The disadvantage of the method is its high cost.

Contraindications

Contraindications to embolization of prostate arteries are:

  1. The presence of floating blood clots in the veins of the lower extremities.
  2. Allergy to iodine-containing drugs.
  3. Deviations in the development of the iliac vessels.
  4. Infectious diseases.
  5. Chronic pathologies of internal organs at the last stage.
  6. Bronchial asthma 3-4 degrees.
  7. The recovery period after a heart attack or stroke.

Preparation

Embolization of prostate adenoma is a planned operation and requires a preparatory period.

First of all, you need to undergo a diagnostic examination:

  • laboratory tests of urine and blood (PSA test, biochemistry, general analysis);
  • Ultrasound of the prostate and circulatory system;
  • histological studies of tissues;
  • study of the urination process (speed, volume, other parameters);
  • electrocardiogram;
  • X-rays of light.

If an infection or bacteria is detected, it is necessary to undergo a course of antibiotic treatment.

Then you need to undergo a test that determines the body's reaction to the contrast agent and anesthesia.

Before the operation, it is recommended to perform a cleansing enema and shave the hair in the groin.

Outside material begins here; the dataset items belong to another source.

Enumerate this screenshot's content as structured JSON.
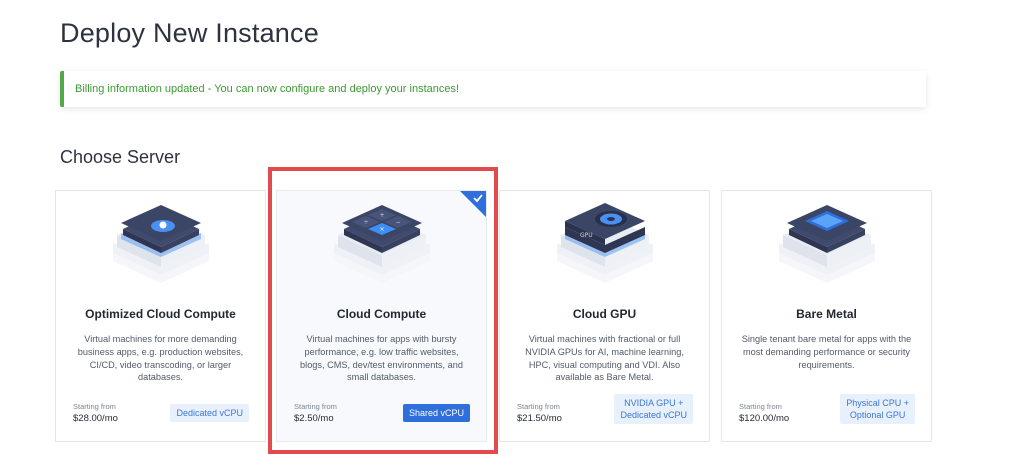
{
  "page": {
    "title": "Deploy New Instance"
  },
  "alert": {
    "message": "Billing information updated - You can now configure and deploy your instances!"
  },
  "section": {
    "title": "Choose Server"
  },
  "cards": [
    {
      "title": "Optimized Cloud Compute",
      "description": "Virtual machines for more demanding business apps, e.g. production websites, CI/CD, video transcoding, or larger databases.",
      "price_label": "Starting from",
      "price": "$28.00/mo",
      "badge_line1": "Dedicated vCPU",
      "badge_line2": "",
      "icon": "optimized-compute-server-icon",
      "selected": false
    },
    {
      "title": "Cloud Compute",
      "description": "Virtual machines for apps with bursty performance, e.g. low traffic websites, blogs, CMS, dev/test environments, and small databases.",
      "price_label": "Starting from",
      "price": "$2.50/mo",
      "badge_line1": "Shared vCPU",
      "badge_line2": "",
      "icon": "cloud-compute-server-icon",
      "selected": true
    },
    {
      "title": "Cloud GPU",
      "description": "Virtual machines with fractional or full NVIDIA GPUs for AI, machine learning, HPC, visual computing and VDI. Also available as Bare Metal.",
      "price_label": "Starting from",
      "price": "$21.50/mo",
      "badge_line1": "NVIDIA GPU +",
      "badge_line2": "Dedicated vCPU",
      "icon": "gpu-server-icon",
      "gpu_label": "GPU",
      "selected": false
    },
    {
      "title": "Bare Metal",
      "description": "Single tenant bare metal for apps with the most demanding performance or security requirements.",
      "price_label": "Starting from",
      "price": "$120.00/mo",
      "badge_line1": "Physical CPU +",
      "badge_line2": "Optional GPU",
      "icon": "bare-metal-server-icon",
      "selected": false
    }
  ],
  "colors": {
    "accent": "#2f6fdc",
    "success": "#55a84a",
    "highlight": "#e34a4e",
    "badge_bg": "#e8f0fb"
  }
}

Immediately before embolization, the patient is given painkillers and sedatives, and a urinary catheter is installed.

Carrying out

EAP is carried out in an operating room equipped with special devices necessary to obtain images of the condition of the arteries. Superselective embolization of prostate arteries does not involve blockage of all vessels and is performed in several stages:

  1. When a patient arrives on the operating table, the equipment necessary to obtain data on the condition (pressure, oxygen content in the blood, ECG) is connected to it.
  2. After local anesthesia is administered, a puncture is made on the thigh and a contrast agent is injected through the catheter. With its help, the location of the vessels supplying the prostate and their condition are determined.
  3. After identifying the sources of blood supply, a special medical plastic is introduced through the catheter, which clogs the blood vessels.
  4. The contrast agent is then reinjected to determine effectiveness.
  5. The sensors and catheters are removed, and the incision is sutured.
  6. The surgeon then applies pressure to the catheter insertion site for 10 minutes to prevent hematoma formation. A special device is applied, which subsequently applies pressure to the puncture site.

Possible complications

Embolization of the prostate arteries can cause some complications:

  • hematoma formation at the catheter insertion site;
  • urinary disturbance;
  • pain when urinating in the lower abdomen.

Side effects after embolization of prostate arteries do not require special treatment and disappear within a few days:

  1. If urination is impaired, a catheter is placed for several days to remove urine.
  2. Anti-inflammatory and painkillers are prescribed to relieve pain.
  3. To get rid of a hematoma, absorbable ointments are prescribed.

Recovery period

After surgical intervention for arterial embolization, rapid recovery occurs. The patient is discharged on the same day after recovery from anesthesia.

Sometimes the patient is asked to stay in the ward until the next day to monitor the urination process.